Are Green Cleaners Better for Baby?




By Stacy Whitman

Even if you aren’t using harsh chemical cleaners when your tot is around, the products can leave behind fumes and residue that could irritate her eyes, skin and lungs (not to mention contaminate the groundwater!). Fortunately, you may not need to do so to keep your house sparkling clean. Natural cleaners, both store-bought and homemade, can be effective at removing dirt, and some can help disinfect surfaces, too.
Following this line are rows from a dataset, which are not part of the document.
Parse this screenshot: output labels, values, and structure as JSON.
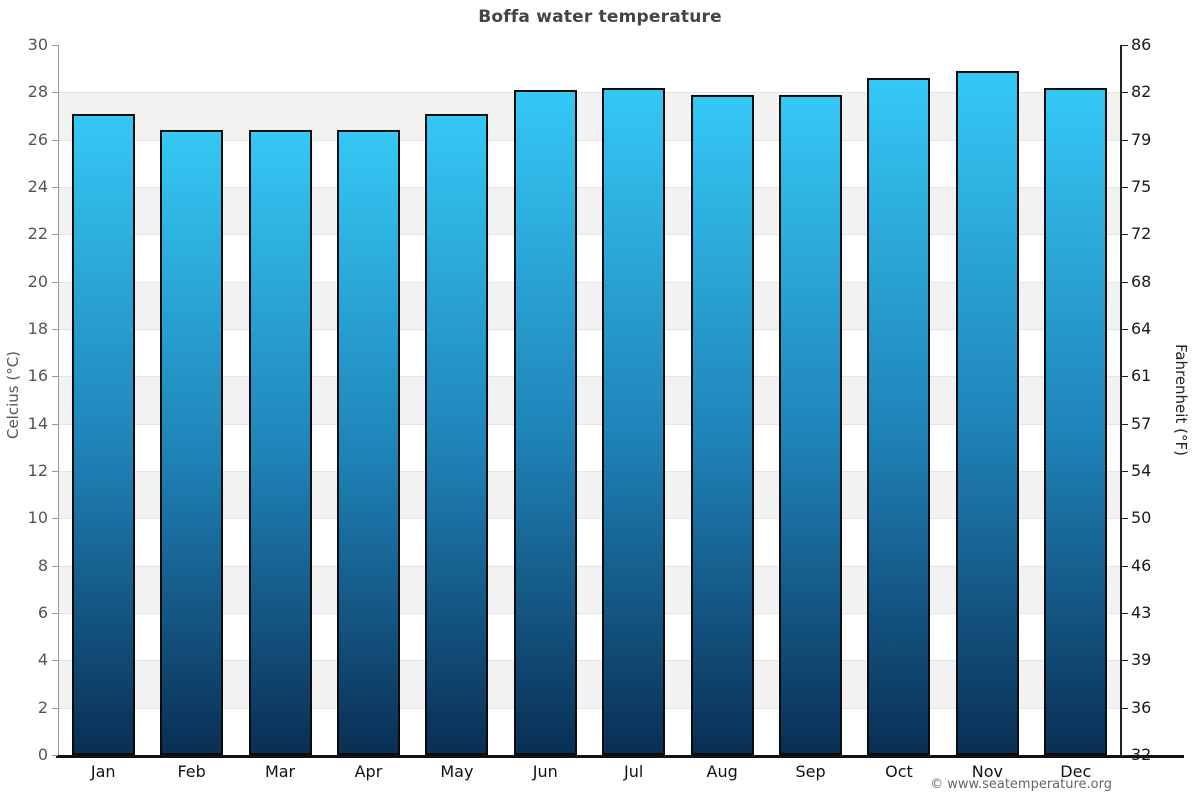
{
  "title": "Boffa water temperature",
  "credit": "© www.seatemperature.org",
  "chart_data": {
    "type": "bar",
    "title": "Boffa water temperature",
    "categories": [
      "Jan",
      "Feb",
      "Mar",
      "Apr",
      "May",
      "Jun",
      "Jul",
      "Aug",
      "Sep",
      "Oct",
      "Nov",
      "Dec"
    ],
    "values": [
      27.1,
      26.4,
      26.4,
      26.4,
      27.1,
      28.1,
      28.2,
      27.9,
      27.9,
      28.6,
      28.9,
      28.2
    ],
    "unit": "°C",
    "ylabel_left": "Celcius (°C)",
    "ylabel_right": "Fahrenheit (°F)",
    "ylim": [
      0,
      30
    ],
    "ytick_step": 2,
    "yticks_left": [
      "30",
      "28",
      "26",
      "24",
      "22",
      "20",
      "18",
      "16",
      "14",
      "12",
      "10",
      "8",
      "6",
      "4",
      "2",
      "0"
    ],
    "yticks_right": [
      "86",
      "82",
      "79",
      "75",
      "72",
      "68",
      "64",
      "61",
      "57",
      "54",
      "50",
      "46",
      "43",
      "39",
      "36",
      "32"
    ],
    "grid": "alternating horizontal bands, line at every 2°C",
    "legend": "none",
    "colors": {
      "bar_gradient_top": "#35c8f5",
      "bar_gradient_mid": "#1f83b8",
      "bar_gradient_bottom": "#0a2f55",
      "bar_border": "#0c0c0c",
      "band_main": "#ffffff",
      "band_alt": "#f2f2f2",
      "gridline": "#e4e4e4",
      "axis_left": "#9a9a9a",
      "axis_right": "#222222",
      "axis_bottom": "#111111",
      "tick_label_left": "#555555",
      "tick_label_right": "#1a1a1a",
      "month_label": "#111111",
      "title": "#444444",
      "credit": "#666666"
    }
  }
}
These days, store shelves are lined with green cleaning products. But before you run out and buy one, be warned: Unlike commercial cleaning solutions, “alternative” cleaners aren’t regulated by the government, and terms like “nontoxic,” “green,” and “environmentally friendly” aren’t independently verified. To confirm marketing claims, you may need to call the manufacturer to determine a product’s exact ingredients and do your own research. Or, look for cleaners that are certified by Green Seal, a nonprofit organization and first environmental certification program that helps shoppers find truly green products.

It’s true that green cleaners tend to be pricier than commercial brands. To save money, consider making your own cleaning products instead, notes Maja T. Castillo, MD, a pediatrician in private practice at Tribeca Pediatrics and a clinical instructor at Columbia Presbyterian Hospital. Most DIY recipes rely on a combination of baking soda, borax, lemon juice, and vinegar (we love Care2’s tips on how to make your own green cleaning kit).
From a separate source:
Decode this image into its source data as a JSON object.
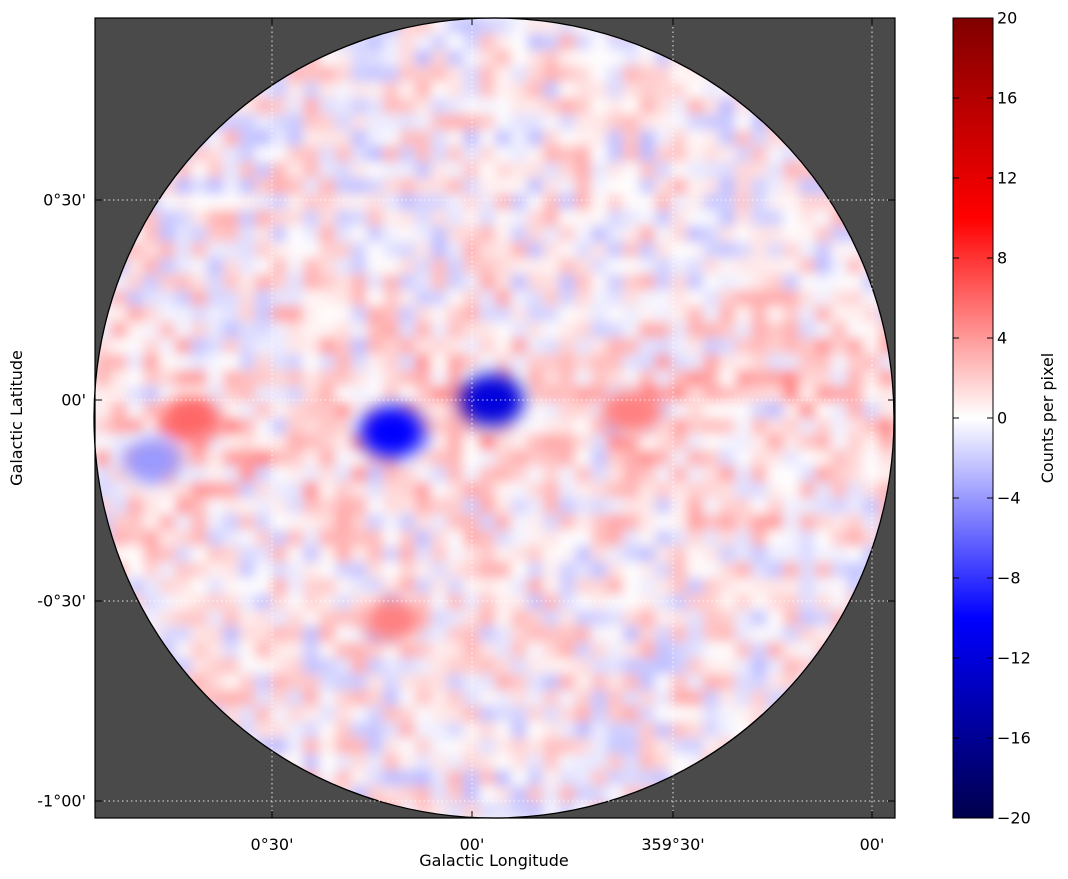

If you’re worried about germs, undiluted vinegar has the greatest antimicrobial effect on E. coli and salmonella. (You can also lower the contamination risk by handling food carefully and frequently wiping down counters and other surfaces.) But whether you even need to launch a full-scale attack against them at home is debatable, since a growing body of research suggests that exposure to some amount of germs can actually help babies and kids stay healthier.